Conversation in Kind

At the park with a friend, watching our children frolic, we talk about the hard stuff. It doesn't matter if there are other parents nearby; they'll either listen and learn... Or listen and judge. But it's not their conversation unless they ask to join, so we go on about things.

Her most recent partner has become abusive and so she has asked him to make his home elsewhere. Like most abusers, he did not appear to be such when they began their relationship. Also, like most abusers, he is not taking responsibility for his role in the dissolution of their relationship. She understands abusers; she doesn't blame him, but she does hold him responsible and she claims her own portion of that responsibility as well.

She blogs anonymously about it and is as brave as she is able to be, but I see it weighs on her. Her relationship history has few players in it, so it makes the contrast more stark. I can imagine that it's difficult for her to make confessions of having a failed relationship to someone whose relationship is solid and has been for over a decade. We share a moment of silence in the winter sunshine and memories flood my mind, overlapping scenes of long ago with scenes of now.

I've been there where she is. I've been with the control freak who was never satisfied, no matter the outcome. I've been with the abuser who acted like a victim... Then punched a hole in my wall. I've been with the addict who frightened me into a "yes" when my answer was really "no". I've been the screaming rage and regretted words I could not retract. The difference? I got to deal with each in stages, in bits and pieces, in the form of different relationships. Some with whom I lived, some who just passed through long enough for me to "get it" and go on.
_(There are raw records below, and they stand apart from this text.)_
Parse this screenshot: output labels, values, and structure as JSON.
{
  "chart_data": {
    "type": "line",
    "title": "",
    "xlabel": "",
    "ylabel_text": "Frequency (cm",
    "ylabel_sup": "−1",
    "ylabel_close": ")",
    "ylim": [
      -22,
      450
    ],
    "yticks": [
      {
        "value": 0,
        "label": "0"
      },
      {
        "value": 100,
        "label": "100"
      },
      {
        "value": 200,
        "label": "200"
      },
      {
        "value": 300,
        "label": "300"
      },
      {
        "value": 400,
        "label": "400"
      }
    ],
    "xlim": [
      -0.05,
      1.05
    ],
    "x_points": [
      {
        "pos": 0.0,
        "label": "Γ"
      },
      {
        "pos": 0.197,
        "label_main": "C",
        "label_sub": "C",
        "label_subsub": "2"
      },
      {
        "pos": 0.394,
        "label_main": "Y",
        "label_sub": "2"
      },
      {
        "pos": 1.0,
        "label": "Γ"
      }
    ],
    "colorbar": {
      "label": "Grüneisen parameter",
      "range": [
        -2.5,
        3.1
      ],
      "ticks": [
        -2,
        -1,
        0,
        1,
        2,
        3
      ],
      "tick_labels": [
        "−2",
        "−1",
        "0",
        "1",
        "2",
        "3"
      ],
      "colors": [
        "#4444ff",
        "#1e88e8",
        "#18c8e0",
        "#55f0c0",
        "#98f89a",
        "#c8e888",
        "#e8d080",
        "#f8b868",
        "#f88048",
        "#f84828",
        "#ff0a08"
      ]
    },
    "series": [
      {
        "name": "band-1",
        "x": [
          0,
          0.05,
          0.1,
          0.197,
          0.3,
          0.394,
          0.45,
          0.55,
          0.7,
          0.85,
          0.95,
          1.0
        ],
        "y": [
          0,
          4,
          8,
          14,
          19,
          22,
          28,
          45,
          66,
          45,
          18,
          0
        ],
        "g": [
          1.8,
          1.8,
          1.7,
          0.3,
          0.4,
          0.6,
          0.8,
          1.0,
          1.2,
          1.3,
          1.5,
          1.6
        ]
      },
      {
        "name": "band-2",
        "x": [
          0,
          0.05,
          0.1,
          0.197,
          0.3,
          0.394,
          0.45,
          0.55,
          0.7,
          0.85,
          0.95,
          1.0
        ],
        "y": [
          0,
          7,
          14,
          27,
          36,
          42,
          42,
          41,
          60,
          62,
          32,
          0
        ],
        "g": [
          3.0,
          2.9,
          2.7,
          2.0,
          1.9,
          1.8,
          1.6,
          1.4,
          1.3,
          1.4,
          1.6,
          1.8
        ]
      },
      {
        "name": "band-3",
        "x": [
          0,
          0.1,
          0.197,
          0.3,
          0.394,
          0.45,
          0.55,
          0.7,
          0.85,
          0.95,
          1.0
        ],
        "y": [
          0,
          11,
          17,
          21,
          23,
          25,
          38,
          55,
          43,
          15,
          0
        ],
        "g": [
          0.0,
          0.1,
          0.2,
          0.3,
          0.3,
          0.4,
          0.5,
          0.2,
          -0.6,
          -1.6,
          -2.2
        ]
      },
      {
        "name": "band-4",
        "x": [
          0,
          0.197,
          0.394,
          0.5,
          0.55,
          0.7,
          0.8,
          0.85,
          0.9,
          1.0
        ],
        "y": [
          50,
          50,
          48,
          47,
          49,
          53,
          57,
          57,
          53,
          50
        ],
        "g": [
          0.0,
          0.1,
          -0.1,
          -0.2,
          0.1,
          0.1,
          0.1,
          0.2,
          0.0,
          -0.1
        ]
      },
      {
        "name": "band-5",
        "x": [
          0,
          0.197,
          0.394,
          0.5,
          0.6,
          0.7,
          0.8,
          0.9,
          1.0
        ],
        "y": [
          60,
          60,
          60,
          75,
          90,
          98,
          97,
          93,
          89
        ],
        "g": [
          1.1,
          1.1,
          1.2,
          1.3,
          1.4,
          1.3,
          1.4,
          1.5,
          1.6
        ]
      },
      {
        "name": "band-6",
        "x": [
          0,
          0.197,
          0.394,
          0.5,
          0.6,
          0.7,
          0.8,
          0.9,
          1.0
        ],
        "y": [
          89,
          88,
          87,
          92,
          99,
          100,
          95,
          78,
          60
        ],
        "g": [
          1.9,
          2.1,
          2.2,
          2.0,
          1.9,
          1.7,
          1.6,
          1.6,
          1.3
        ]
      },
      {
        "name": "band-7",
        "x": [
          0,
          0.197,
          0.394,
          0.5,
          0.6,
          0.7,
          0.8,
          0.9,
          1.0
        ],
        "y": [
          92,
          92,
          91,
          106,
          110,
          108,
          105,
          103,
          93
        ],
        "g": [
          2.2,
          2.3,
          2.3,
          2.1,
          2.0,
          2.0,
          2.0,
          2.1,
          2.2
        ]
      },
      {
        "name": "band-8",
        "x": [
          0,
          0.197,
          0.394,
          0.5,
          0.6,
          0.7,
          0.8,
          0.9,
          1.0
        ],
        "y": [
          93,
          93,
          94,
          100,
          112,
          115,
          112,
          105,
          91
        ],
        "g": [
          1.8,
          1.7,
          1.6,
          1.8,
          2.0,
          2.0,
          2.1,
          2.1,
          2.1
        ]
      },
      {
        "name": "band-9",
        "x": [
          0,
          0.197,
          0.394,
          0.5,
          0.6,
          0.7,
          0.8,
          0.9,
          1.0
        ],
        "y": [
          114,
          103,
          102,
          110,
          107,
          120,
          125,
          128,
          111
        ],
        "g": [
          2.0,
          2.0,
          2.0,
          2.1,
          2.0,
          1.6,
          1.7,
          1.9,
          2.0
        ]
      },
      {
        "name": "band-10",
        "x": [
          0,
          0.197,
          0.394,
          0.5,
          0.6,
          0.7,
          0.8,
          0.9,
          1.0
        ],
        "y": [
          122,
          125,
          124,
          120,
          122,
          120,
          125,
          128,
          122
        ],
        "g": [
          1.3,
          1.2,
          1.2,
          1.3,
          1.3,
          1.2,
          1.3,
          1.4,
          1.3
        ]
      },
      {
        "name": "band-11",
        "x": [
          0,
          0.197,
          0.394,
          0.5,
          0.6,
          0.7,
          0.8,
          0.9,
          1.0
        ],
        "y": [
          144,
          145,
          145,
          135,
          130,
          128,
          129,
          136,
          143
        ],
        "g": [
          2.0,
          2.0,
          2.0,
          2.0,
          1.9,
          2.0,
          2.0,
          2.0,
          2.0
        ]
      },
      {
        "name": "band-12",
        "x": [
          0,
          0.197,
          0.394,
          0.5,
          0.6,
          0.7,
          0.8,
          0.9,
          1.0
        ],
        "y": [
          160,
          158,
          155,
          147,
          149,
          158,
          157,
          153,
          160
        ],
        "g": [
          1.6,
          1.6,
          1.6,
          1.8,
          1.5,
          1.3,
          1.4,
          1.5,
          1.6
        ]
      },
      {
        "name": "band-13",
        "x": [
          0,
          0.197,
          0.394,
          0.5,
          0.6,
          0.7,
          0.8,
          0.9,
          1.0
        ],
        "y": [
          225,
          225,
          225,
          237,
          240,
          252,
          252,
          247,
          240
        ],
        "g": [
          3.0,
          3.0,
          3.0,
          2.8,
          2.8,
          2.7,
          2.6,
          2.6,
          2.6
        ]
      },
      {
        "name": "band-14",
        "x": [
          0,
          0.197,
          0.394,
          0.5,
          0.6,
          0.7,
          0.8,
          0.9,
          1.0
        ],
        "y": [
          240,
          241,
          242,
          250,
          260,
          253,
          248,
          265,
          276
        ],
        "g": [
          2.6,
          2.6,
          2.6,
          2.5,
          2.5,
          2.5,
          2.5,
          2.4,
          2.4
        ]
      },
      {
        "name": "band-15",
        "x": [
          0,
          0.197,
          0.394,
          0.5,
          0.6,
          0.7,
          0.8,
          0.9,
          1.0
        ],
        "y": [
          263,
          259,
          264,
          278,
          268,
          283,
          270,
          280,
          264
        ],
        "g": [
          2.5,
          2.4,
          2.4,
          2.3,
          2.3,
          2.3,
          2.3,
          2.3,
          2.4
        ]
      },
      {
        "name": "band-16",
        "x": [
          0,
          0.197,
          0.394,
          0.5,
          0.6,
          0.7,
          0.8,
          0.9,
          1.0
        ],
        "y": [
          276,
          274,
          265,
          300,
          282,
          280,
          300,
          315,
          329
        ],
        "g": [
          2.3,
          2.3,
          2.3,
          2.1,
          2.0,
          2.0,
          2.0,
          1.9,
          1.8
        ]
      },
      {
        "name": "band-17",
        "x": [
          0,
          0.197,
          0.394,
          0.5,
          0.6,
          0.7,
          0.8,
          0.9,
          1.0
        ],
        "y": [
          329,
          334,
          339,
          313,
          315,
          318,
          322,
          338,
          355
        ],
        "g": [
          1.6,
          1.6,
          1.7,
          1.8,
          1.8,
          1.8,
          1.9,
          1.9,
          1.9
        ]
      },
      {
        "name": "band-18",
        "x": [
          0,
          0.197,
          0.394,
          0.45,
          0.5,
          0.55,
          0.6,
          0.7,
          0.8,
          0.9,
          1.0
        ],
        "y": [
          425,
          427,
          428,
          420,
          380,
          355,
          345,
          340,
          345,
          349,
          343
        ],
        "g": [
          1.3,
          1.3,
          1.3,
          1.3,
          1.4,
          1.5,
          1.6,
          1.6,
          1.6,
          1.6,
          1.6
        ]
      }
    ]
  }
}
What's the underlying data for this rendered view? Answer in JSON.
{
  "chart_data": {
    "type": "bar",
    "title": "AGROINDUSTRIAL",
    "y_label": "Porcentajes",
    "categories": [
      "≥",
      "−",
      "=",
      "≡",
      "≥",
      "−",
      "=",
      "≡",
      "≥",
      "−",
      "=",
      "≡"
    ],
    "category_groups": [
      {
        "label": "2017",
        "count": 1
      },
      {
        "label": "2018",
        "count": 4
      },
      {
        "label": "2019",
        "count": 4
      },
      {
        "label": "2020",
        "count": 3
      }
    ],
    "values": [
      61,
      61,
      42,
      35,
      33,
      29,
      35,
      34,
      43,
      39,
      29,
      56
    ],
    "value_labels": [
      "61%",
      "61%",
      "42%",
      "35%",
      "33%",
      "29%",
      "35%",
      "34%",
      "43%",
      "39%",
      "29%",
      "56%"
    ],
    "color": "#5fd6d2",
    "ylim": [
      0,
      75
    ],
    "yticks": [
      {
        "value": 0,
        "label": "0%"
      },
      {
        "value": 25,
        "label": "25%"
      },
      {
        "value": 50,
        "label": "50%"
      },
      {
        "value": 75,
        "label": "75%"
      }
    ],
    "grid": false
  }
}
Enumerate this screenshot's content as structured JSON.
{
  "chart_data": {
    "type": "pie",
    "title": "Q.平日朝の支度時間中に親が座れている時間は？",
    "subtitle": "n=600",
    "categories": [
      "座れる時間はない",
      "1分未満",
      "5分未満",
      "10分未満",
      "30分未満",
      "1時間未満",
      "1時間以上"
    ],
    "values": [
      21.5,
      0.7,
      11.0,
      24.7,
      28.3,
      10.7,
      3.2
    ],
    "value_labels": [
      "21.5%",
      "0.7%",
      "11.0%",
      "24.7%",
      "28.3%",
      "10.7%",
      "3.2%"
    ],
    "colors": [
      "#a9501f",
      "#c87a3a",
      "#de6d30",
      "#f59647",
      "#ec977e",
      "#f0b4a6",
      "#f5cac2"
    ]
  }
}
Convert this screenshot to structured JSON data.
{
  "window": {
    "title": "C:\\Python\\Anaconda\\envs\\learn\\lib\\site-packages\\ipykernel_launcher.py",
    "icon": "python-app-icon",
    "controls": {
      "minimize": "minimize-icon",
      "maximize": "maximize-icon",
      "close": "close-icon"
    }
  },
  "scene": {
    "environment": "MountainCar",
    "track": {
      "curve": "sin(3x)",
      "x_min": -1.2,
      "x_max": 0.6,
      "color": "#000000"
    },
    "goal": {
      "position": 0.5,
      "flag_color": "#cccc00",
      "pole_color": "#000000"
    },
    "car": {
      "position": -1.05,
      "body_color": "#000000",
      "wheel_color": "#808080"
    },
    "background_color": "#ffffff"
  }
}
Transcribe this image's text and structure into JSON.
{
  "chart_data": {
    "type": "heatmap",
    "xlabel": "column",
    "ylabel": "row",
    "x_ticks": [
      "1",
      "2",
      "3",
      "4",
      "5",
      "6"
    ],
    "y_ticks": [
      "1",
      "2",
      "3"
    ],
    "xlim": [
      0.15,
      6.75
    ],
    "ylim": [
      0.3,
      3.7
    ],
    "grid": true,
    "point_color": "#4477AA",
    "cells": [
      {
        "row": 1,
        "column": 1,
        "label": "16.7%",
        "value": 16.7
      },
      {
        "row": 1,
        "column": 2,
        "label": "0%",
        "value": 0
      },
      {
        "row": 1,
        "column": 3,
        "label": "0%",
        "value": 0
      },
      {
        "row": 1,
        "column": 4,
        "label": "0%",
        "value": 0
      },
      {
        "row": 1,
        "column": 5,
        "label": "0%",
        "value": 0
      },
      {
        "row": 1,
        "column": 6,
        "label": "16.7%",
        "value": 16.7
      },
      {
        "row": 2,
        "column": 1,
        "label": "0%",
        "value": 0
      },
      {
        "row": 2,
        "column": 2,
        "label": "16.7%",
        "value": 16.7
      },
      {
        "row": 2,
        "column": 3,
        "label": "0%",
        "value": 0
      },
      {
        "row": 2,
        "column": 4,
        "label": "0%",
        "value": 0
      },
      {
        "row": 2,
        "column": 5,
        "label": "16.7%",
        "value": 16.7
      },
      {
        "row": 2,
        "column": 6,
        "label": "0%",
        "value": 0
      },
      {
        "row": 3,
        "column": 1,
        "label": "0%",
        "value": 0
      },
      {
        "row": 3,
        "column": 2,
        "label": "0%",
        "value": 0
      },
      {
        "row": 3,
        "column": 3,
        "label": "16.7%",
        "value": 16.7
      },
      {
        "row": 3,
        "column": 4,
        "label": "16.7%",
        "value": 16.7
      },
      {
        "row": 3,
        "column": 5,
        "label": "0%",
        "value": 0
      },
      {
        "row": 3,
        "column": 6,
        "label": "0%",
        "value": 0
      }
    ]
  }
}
It's important to me that she know that I've been there. That you don't have to stay there. That there are more pleasant, less imperfect places to exist. She smiles and I hope it's because I haven't offered any suggestions for how she can make it better. She'll find her own way when she discovers that path for herself. I've honored what she's told me about where she is and, perhaps most importantly, I've reminded her that she's not alone.